Al quedar concluida la trilla del centeno y cuando se iba a proceder al pago a razón de cierta medida de grano por día de trabajo. Katrina se enteró por otros, y pudo confirmarlo por sus propios ojos, de las infinitas astucias de que se valía Svensson para escamotear un pellizco de grano de cada medida. Cuando, con su saquito de centeno colocado sobre su hombro dolorido, emprendió el camino de su casa, notó que un sentimiento de amargura iba invadiendo su espíritu. Mientras tanto, Svensson, de pie junto a una carreta cargada, vigilaba, con una sonrisita satisfecha, a los trabajadores que descargaban los pesados sacos y los trasladaban al granero.

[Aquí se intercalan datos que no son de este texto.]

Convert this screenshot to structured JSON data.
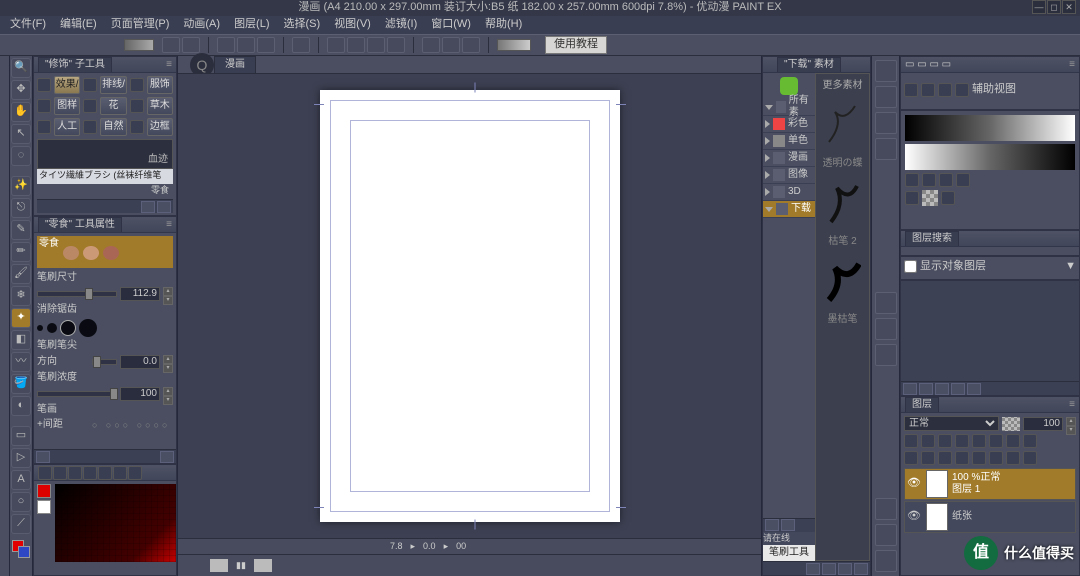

Una vez almacenado el centeno, vino la recogida de la avena y del trigo. ¡El trigo, aquel dorado presente del sol y de la tierra a los hombres, de que tanto le habla hablado Johan! Katrina experimentaba una especie de temor sagrado cada vez que su hoz se hundía en la espesura de dorados tallos. Y mientras, solitaria y absorta, iba avanzando por el campo, su mente no cesaba de forjar planes y más planes. El trigo era más caro que el centeno. Y aunque no fuera mucho, no dejaría de tocarle un saquito de toda aquella bendición que ella ayudaba a segar y a recoger. Pediría a Eriksson o a Seffer que se lo molieran cuando ellos molieran el suyo. Y luego, con la harina de su propio trigo, se amasaría pan fresco y sabroso. Ya le parecía aspirar el rico aroma que despediría al salir del horno. Verdad era que su horno estaba casi inservible: ¡pero ella ya se las compondría!

Resultó, sin embargo, que al llegar el día de la paga, se vió que Svensson había cambiado de sistema. En vez de pagar a su gente en especie, lo hizo esta vez en dinero contante y sonante. Aunque antes Katrina había deseado cobrar en dinero, ahora sentía una decepción. Al ir a emprender el camino de su casa, se detuvo indecisa ante la verja de Svensson. Quedóse pensativa mientras removía las monedas con los dedos. ¿Por qué no? Ahora tenía dinero. Svensson le vendería sin duda trigo. ¡Compraría trigo! Tomada esta resolución, dió la vuelta y deshizo lo andado resuelta y alegremente. En el

förstuga encontró al que buscaba.

—Capitán Svensson —dijo con desenvoltura—: quisiera comprar un poco de trigo.

El hombre se quedó mirándola como si viera un fantasma.

—¡Trigo! ¡Señor, adónde hemos llegado! ¿Es que en estos tiempos el centeno no es ya bueno para esos palurdos? ¡Santo Dios! ¿Cuándo se ha oído desvergüenza semejante?

La

kaptenska había metido su afilada nariz en el

förstuga y soltó su rápida y acerada lengua:

—¡Ésta sí que es buena! ¡A lo que parece, no hay nada bastante exquisito ni para los que viven en las rocas! ¡Ayúdales, dales leche, dales patatas, y cuando se te ven con cuatro ochavos en la bolsa, se les suben los humos a la cabeza y ya te los tienes ahí pretendiendo comprar trigo!

Katrina se estaba allí sin moverse, como si le hubiesen arrojado un cubo de agua fría. Nunca hubiese podido imaginar que su propósito había de merecer semejante acogida; al fin y al cabo su intención había sido comprar un poco de trigo con un dinero que había ganado honradamente al precio de ásperas fatigas. Sin contestar palabra, volvió la espalda y se marchó.